The Parent-Teacher Partnership
The experts have been polled and the results are in: a positive parent-teacher relationship contributes to your child’s school success.
“A positive parent-teacher relationship helps your child feel good about school and be successful in school,” advises Diane Levin, Ph.D., professor of education at Wheelock College. “It demonstrates to your child that he can trust his teacher, because you do. This positive relationship makes a child feel like the important people in his life are working together.”
Communicating well is a key factor for making this relationship work. “Communication on both sides is extremely important,” notes teacher Susan Becker, M. Ed. “The parents need information about what and how their child is learning, and the teacher needs important feedback from the parent about the child’s academic and social development.”
Try these strategies to build a positive relationship with your child’s teacher.
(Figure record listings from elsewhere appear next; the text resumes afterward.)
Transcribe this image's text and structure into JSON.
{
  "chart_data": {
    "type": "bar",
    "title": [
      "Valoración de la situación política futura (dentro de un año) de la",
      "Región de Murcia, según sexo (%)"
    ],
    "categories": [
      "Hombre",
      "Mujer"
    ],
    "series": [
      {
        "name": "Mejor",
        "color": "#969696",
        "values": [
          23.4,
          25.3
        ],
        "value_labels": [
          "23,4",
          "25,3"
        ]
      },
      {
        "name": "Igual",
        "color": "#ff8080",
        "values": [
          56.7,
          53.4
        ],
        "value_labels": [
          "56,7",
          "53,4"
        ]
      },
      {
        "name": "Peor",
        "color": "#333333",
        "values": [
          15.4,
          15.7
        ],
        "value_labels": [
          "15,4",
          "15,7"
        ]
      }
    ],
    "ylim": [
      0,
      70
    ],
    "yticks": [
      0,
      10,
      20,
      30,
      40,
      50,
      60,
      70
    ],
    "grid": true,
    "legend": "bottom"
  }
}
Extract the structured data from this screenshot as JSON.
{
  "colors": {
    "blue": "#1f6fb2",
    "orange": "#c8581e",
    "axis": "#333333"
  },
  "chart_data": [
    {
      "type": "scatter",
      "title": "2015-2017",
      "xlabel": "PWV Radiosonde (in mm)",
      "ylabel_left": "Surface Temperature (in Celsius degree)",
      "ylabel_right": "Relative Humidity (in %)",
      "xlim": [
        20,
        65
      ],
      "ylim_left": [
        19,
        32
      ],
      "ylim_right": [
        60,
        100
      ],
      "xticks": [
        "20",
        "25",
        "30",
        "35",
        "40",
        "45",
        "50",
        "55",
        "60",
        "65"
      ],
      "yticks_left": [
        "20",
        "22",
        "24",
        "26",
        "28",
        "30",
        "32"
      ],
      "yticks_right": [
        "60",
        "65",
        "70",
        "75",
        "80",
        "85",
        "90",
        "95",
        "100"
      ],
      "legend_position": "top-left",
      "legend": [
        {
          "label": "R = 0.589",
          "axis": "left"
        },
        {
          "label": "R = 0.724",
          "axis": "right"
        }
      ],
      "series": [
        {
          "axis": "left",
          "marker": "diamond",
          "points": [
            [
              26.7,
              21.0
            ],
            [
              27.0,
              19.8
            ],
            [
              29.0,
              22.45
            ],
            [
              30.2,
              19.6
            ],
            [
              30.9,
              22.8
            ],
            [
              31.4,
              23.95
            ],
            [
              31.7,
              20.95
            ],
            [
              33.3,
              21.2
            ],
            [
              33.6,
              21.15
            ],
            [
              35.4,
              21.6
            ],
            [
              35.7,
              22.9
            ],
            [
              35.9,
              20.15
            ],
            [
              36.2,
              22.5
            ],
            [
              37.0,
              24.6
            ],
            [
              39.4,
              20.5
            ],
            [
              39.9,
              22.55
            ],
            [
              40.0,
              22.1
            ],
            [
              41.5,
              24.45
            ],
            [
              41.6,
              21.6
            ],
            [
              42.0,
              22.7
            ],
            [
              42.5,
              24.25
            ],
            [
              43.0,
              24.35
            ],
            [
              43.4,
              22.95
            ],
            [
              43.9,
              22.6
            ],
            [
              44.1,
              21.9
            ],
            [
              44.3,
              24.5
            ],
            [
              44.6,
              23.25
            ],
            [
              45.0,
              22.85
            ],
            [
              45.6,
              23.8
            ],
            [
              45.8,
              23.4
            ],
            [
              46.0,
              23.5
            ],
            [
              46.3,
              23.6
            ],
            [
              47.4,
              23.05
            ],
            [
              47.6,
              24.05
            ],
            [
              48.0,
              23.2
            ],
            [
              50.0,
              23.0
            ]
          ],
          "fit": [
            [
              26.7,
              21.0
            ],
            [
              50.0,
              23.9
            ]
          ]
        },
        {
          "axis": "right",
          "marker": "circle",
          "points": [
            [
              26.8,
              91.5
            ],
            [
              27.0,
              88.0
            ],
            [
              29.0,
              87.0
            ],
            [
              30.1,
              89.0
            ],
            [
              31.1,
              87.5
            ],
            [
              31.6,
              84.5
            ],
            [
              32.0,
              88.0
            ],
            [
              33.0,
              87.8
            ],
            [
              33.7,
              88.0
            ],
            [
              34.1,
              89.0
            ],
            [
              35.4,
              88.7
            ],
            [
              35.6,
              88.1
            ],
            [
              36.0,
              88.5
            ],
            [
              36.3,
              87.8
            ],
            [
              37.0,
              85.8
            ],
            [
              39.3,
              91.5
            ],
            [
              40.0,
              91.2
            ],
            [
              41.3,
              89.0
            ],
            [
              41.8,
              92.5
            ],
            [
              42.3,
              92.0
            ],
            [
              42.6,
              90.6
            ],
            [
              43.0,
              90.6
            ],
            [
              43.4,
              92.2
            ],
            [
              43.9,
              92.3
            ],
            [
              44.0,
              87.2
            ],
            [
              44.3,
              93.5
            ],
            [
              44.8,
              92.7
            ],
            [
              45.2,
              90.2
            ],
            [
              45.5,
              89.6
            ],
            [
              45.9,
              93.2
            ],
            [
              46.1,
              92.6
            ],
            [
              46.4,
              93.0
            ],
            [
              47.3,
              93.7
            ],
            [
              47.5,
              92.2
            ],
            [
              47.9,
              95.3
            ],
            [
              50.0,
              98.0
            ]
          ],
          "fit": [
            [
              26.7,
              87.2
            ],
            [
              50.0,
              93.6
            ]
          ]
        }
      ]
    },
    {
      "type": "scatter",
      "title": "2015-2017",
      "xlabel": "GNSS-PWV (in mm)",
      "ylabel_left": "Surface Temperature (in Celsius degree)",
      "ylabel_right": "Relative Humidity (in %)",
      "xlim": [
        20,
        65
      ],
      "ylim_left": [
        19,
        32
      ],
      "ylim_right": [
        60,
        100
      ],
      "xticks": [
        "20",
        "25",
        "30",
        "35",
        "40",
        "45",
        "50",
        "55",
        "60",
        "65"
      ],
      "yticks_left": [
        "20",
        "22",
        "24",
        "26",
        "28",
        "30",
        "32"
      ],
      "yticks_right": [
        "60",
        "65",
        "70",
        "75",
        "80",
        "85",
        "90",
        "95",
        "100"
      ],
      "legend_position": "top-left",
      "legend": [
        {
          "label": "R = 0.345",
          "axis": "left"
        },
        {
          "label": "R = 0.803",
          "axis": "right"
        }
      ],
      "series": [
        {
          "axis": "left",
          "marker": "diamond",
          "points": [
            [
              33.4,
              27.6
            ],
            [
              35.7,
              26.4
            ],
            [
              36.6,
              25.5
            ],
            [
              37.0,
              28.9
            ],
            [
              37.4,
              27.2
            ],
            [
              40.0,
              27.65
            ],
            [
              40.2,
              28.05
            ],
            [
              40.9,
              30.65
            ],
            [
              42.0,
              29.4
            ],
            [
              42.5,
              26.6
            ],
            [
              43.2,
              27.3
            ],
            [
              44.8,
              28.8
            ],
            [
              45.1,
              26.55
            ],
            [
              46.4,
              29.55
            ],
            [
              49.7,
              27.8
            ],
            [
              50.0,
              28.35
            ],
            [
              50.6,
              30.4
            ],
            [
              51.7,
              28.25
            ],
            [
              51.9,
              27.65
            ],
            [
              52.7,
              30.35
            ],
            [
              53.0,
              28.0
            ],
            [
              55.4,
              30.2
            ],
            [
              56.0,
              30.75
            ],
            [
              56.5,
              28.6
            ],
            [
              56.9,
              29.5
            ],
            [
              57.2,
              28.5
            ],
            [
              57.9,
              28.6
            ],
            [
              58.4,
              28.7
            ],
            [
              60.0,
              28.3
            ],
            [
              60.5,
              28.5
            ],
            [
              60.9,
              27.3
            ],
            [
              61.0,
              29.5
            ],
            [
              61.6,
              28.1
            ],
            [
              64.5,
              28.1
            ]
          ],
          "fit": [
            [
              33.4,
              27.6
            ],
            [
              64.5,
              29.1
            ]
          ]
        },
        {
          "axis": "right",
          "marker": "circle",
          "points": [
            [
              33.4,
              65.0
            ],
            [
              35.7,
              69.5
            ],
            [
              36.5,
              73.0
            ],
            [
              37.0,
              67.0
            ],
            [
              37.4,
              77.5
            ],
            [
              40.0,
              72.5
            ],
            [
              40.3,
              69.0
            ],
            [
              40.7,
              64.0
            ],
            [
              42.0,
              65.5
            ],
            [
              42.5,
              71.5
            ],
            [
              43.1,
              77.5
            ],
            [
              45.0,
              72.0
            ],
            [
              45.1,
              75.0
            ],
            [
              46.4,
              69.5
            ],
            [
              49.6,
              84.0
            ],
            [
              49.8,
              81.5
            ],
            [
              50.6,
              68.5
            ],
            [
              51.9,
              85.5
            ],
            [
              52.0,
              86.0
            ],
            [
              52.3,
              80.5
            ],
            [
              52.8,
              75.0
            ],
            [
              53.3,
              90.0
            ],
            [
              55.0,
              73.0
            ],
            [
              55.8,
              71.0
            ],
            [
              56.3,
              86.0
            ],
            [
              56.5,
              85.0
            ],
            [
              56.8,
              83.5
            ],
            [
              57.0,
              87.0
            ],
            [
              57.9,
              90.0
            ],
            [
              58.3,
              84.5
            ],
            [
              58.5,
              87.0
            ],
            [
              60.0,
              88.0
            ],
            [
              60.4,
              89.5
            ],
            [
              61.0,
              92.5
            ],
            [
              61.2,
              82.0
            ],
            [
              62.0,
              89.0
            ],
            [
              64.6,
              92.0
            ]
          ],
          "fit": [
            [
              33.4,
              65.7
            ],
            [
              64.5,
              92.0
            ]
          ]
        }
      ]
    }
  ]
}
Approach this relationship with respect. Treat the teacher-parent-child relationship the way you would any really important one in your life. Create a problem-solving partnership, instead of confronting a teacher immediately with what’s wrong. “Meet with a teacher to brainstorm and collaborate ways to help your child, instead of delivering a lecture,” recommends Susan Becker, M. Ed.
Let your child develop his own relationship with the teacher. “This is one of the first relationships with an adult your child may have outside the family unit. If you take a back seat and let the relationship develop without much interference, a special bond may develop,” advises guidance counselor Linda Lendman. “For young children, the teacher-child relationship is a love relationship,” adds Michael Thompson, Ph.D. “In fact, it may be their first love relationship after their parents and it can be pretty powerful and wonderful.”
Try not to brag. Of course you think your child is brilliant, but bragging over her many accomplishments may send a message to the teacher that you think he may not be good enough to teach your child. “You don’t need to sell your child to the teacher,” notes Michael Thompson Ph.D., “you have to trust that your teacher will come to know what’s important herself. Telling a teacher that your child loves to read will thrill the teacher. But challenging your teacher with statements like ‘Susie read 70 books over the summer’ or ‘Matthew is a whiz at math,’ may backfire.”
Remember how you liked (or disliked) your teachers. Your experience at school is likely to affect your attitude toward your child’s teacher. “It’s important to leave your own baggage at the door, so you can talk about your child with the teacher (and not about you!)” adds Michael Thompson, Ph.D.